Tu arrives à 8h30, tu t’es grouillée sur le chemin car tu redoutes la petite remarque fielleuse sur ton manque de ponctualité. Tu attrapes ta blouse au vol dans le placard, d’une main. De l’autre, tu farfouilles dans le chariot à dossiers à la recherche des tiens, et tu vérifies fébrilement qu’il n’y manque aucun document. Les chefs entrent dans le bureau. Tant pis pour les retardataires, mesdames et messieurs, dans un instant, le spectacle commence. Ne poussez pas, y’en aura pour tout le monde.

Tu tires le chariot jusqu’au bout du couloir. Tu empoignes le dossier de ton premier patient. Le chef, les médecins, les internes, les externes entrent dans la chambre. Avec toi, ça fait douze. A la queue-leu-leu, chacun se place debout, contre le mur du fond, dans l’ordre d’arrivée. Un chouette peloton d’exécution.

Le patient est très intimidé devant ce défilé ; bien sûr, il ne dit rien. Le rebelle se ferait immédiatement rappeler qu’il est dans un CHU et que s’il n’est pas content, il peut aussi bien aller en clinique.

Tu présentes Mr X., ton patient, devant le chef, les médecins, les internes, les externes...et le voisin de chambrée que personne n’a fait sortir. Mr X. est séropositif depuis 15 ans. Tu hésites à le dire, comme ça, devant tout le monde. Mais les nécessités de la visite l’exigent.
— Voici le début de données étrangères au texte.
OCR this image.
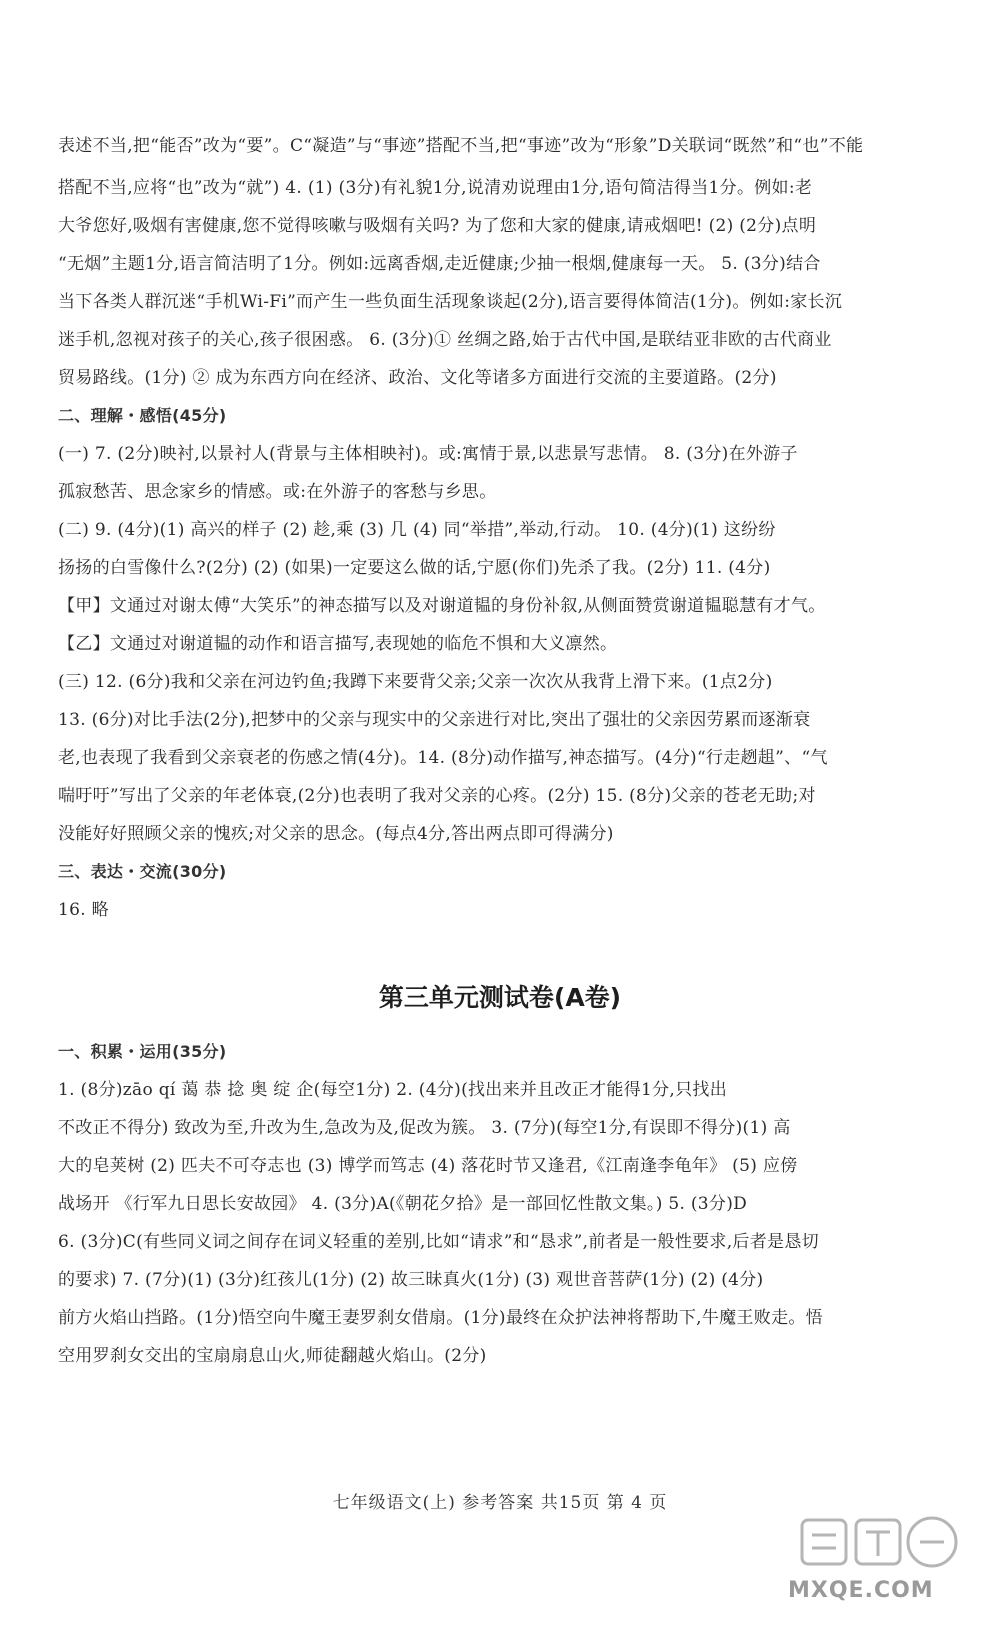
表述不当,把“能否”改为“要”。C“凝造”与“事迹”搭配不当,把“事迹”改为“形象”D关联词“既然”和“也”不能
搭配不当,应将“也”改为“就”) 4. (1) (3分)有礼貌1分,说清劝说理由1分,语句简洁得当1分。例如:老
大爷您好,吸烟有害健康,您不觉得咳嗽与吸烟有关吗? 为了您和大家的健康,请戒烟吧! (2) (2分)点明
“无烟”主题1分,语言简洁明了1分。例如:远离香烟,走近健康;少抽一根烟,健康每一天。 5. (3分)结合
当下各类人群沉迷“手机Wi-Fi”而产生一些负面生活现象谈起(2分),语言要得体简洁(1分)。例如:家长沉
迷手机,忽视对孩子的关心,孩子很困惑。 6. (3分)① 丝绸之路,始于古代中国,是联结亚非欧的古代商业
贸易路线。(1分) ② 成为东西方向在经济、政治、文化等诸多方面进行交流的主要道路。(2分)
二、理解・感悟(45分)
(一) 7. (2分)映衬,以景衬人(背景与主体相映衬)。或:寓情于景,以悲景写悲情。 8. (3分)在外游子
孤寂愁苦、思念家乡的情感。或:在外游子的客愁与乡思。
(二) 9. (4分)(1) 高兴的样子 (2) 趁,乘 (3) 几 (4) 同“举措”,举动,行动。 10. (4分)(1) 这纷纷
扬扬的白雪像什么?(2分) (2) (如果)一定要这么做的话,宁愿(你们)先杀了我。(2分) 11. (4分)
【甲】文通过对谢太傅“大笑乐”的神态描写以及对谢道韫的身份补叙,从侧面赞赏谢道韫聪慧有才气。
【乙】文通过对谢道韫的动作和语言描写,表现她的临危不惧和大义凛然。
(三) 12. (6分)我和父亲在河边钓鱼;我蹲下来要背父亲;父亲一次次从我背上滑下来。(1点2分)
13. (6分)对比手法(2分),把梦中的父亲与现实中的父亲进行对比,突出了强壮的父亲因劳累而逐渐衰
老,也表现了我看到父亲衰老的伤感之情(4分)。14. (8分)动作描写,神态描写。(4分)“行走趔趄”、“气
喘吁吁”写出了父亲的年老体衰,(2分)也表明了我对父亲的心疼。(2分) 15. (8分)父亲的苍老无助;对
没能好好照顾父亲的愧疚;对父亲的思念。(每点4分,答出两点即可得满分)
三、表达・交流(30分)
16. 略
第三单元测试卷(A卷)
一、积累・运用(35分)
1. (8分)zāo qí 蔼 恭 捻 奥 绽 企(每空1分) 2. (4分)(找出来并且改正才能得1分,只找出
不改正不得分) 致改为至,升改为生,急改为及,促改为簇。 3. (7分)(每空1分,有误即不得分)(1) 高
大的皂荚树 (2) 匹夫不可夺志也 (3) 博学而笃志 (4) 落花时节又逢君,《江南逢李龟年》 (5) 应傍
战场开 《行军九日思长安故园》 4. (3分)A(《朝花夕拾》是一部回忆性散文集。) 5. (3分)D
6. (3分)C(有些同义词之间存在词义轻重的差别,比如“请求”和“恳求”,前者是一般性要求,后者是恳切
的要求) 7. (7分)(1) (3分)红孩儿(1分) (2) 故三昧真火(1分) (3) 观世音菩萨(1分) (2) (4分)
前方火焰山挡路。(1分)悟空向牛魔王妻罗刹女借扇。(1分)最终在众护法神将帮助下,牛魔王败走。悟
空用罗刹女交出的宝扇扇息山火,师徒翻越火焰山。(2分)
七年级语文(上) 参考答案 共15页 第 4 页
MXQE.COM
Le chef regarde, le chef parle, le chef palpe, le chef ausculte. Sans un mot ou presque au patient, dont l’intimité est violée par toutes ces paires d’yeux avides.
Les gradés discutent du diagnostic comme s’ils étaient seuls au monde, sans un égard pour Mr X., qui entend des mots effrayants sans qu’on les lui décrypte.

Ca fait Park/néo/SEP/SLA/LEMP/AVC (cochez la case qui convient).
On lui fait une IRM/ une TDM tap/ une BGSA/ des PEV/ un EMG/ un EEG (rayez les mentions inutiles)

Après trois plombes d’obscures palabres, le patient, à deux doigts de lever la main pour demander la parole, ose un timide « C’est grave, ce que j’ai, docteur ? ». L’émérite professeur tapote alors gentiment la tête de Mr X. en répondant d’un air absent : « Mais non, mais non ». Puis le chef, les médecins, les internes, les externes reforment la grotesque chenille qui ondule jusqu’à la chambre suivante.